In this environment, CLS’s 25,000 participants benefited from the high degree of automation of the CLS settlement processes, which reduced their operational burden. These integrated settlement processes, which are the same regardless of the currency, enabled the sudden increase in volumes and transactions to be absorbed, allowing operational teams to manage their day-to-day business “almost as usual”.
Optimising funding needs from forex transactions
A financial markets crisis, regardless of its origin, always leads to strong pressure on liquidity from investors and financial intermediaries.
Thanks to its process of offsetting flows by currency and value date, CLS helped to considerably reduce participants’ funding needs by more than 95% during the crisis (source: CLS, April 2020).

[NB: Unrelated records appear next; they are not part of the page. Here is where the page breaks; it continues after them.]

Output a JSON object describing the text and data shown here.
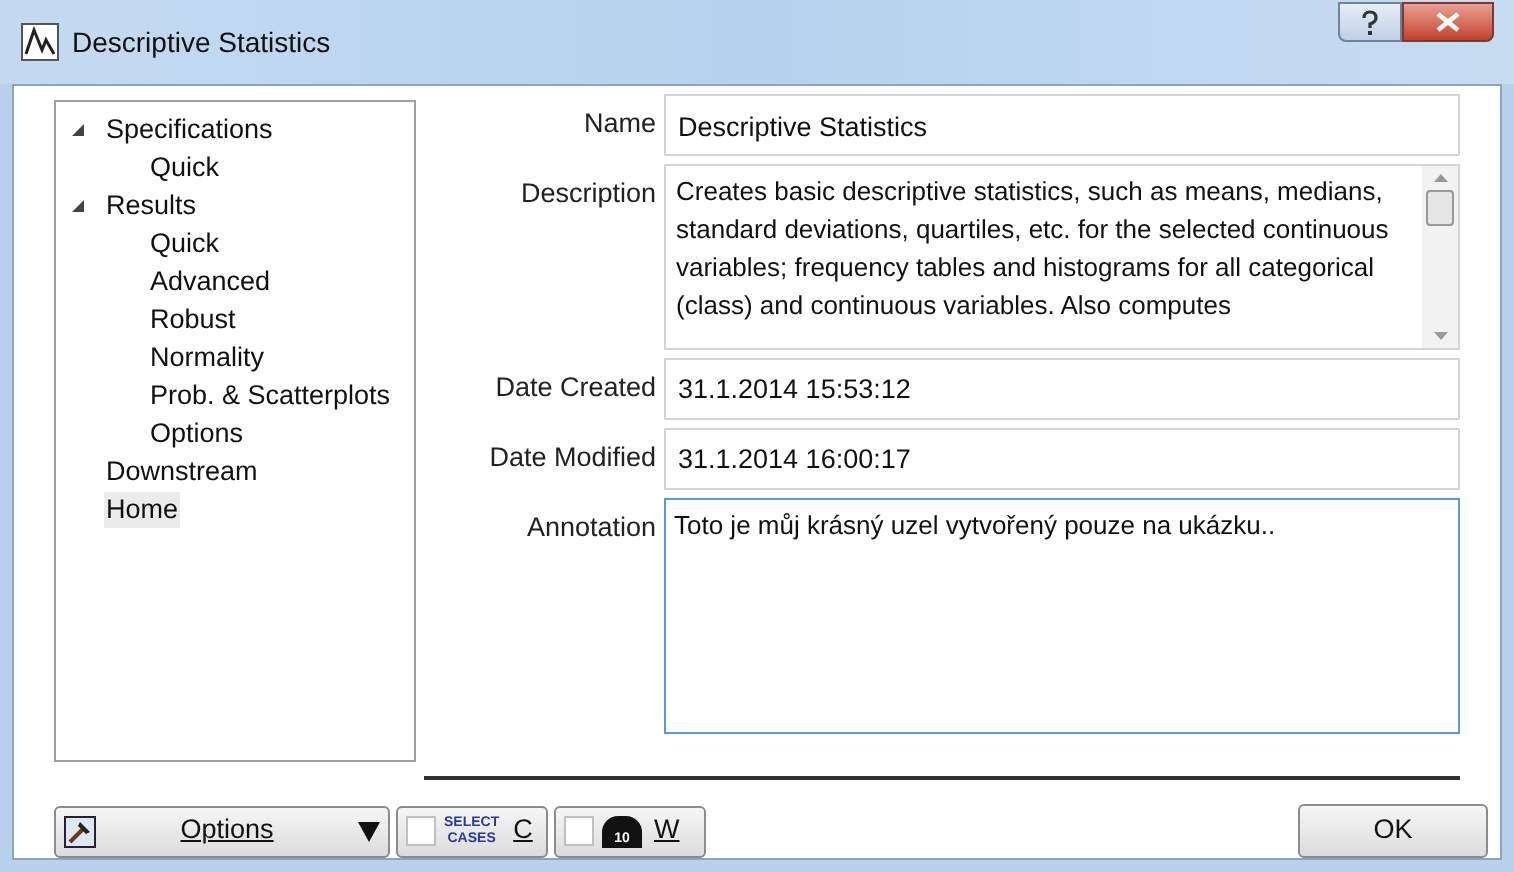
{
  "window": {
    "title": "Descriptive Statistics"
  },
  "tree": [
    {
      "label": "Specifications",
      "expanded": true,
      "selected": false,
      "children": [
        {
          "label": "Quick",
          "selected": false
        }
      ]
    },
    {
      "label": "Results",
      "expanded": true,
      "selected": false,
      "children": [
        {
          "label": "Quick",
          "selected": false
        },
        {
          "label": "Advanced",
          "selected": false
        },
        {
          "label": "Robust",
          "selected": false
        },
        {
          "label": "Normality",
          "selected": false
        },
        {
          "label": "Prob. & Scatterplots",
          "selected": false
        },
        {
          "label": "Options",
          "selected": false
        }
      ]
    },
    {
      "label": "Downstream",
      "selected": false
    },
    {
      "label": "Home",
      "selected": true
    }
  ],
  "form": {
    "name_label": "Name",
    "name": "Descriptive Statistics",
    "description_label": "Description",
    "description": "Creates basic descriptive statistics, such as means, medians, standard deviations, quartiles, etc. for the selected continuous variables; frequency tables and histograms for all categorical (class) and continuous variables. Also computes",
    "date_created_label": "Date Created",
    "date_created": "31.1.2014 15:53:12",
    "date_modified_label": "Date Modified",
    "date_modified": "31.1.2014 16:00:17",
    "annotation_label": "Annotation",
    "annotation": "Toto je můj krásný uzel vytvořený pouze na ukázku.."
  },
  "buttons": {
    "options": "Options",
    "select_cases_icon": [
      "SELECT",
      "CASES"
    ],
    "select_cases": "C",
    "select_cases_checked": false,
    "weight_icon": "10",
    "weight": "W",
    "weight_checked": false,
    "ok": "OK"
  }
}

Moving towards broader adoption of CLS?
International authorities – such as the central banks of the currencies covered by CLS or the Basel Committee on Banking Supervision- have long recognised the fundamental role of CLS in ensuring the stability and economic security of FX settlements between financial institutions.
2020 was a full-scale test of the benefits that CLS can bring, even to participants with relatively limited FX volumes. An asset manager can use CLS as a driver to optimise and simplify the operational processes of its forex transactions. An insurer, a pension fund or a sovereign wealth fund may be motivated with the goal of making their FX transactions and assets more secure.
Nonetheless, CLS does not cover all FX transactions. Some participants are constrained by the 18-currency scope. Others deal in more complex transactions than traditional derivatives or process same day transactions, which are not part of CLS processing scope.
Along with BNP Paribas group, we have become a CLS’s leading service provider, as an agent for the Eurozone, with corporate clients as well as institutional investors and banks. BNP Paribas Securities Services teams have developed the expertise to support its custody clients in defining their needs, through all stages of the CLS implementation project.
CLS Bank Fact Sheet
- Created in 2002
- 18 currencies covered: Danish krone, Norwegian krone, Swedish krona, US dollar, Australian dollar, Canadian dollar, Hong Kong dollar, New Zealand dollar, Singapore dollar, euro, Swiss franc, British pound, Mexican peso, Hungarian forint, South African rand, Israeli shekel, South Korean won, yen
- Eligible products: spot FX, forward FX as well as currency swaps
- Systemically important market platform
- Belongs to 71 settlement members, including BNP Paribas SA
- Regulated by the US Federal Reserve
 It means that the Party A as paid for the currency sold, but never received the currency bought from Party B
This article is intended for professional and/or eligible counterparties, and not intended for retail clients.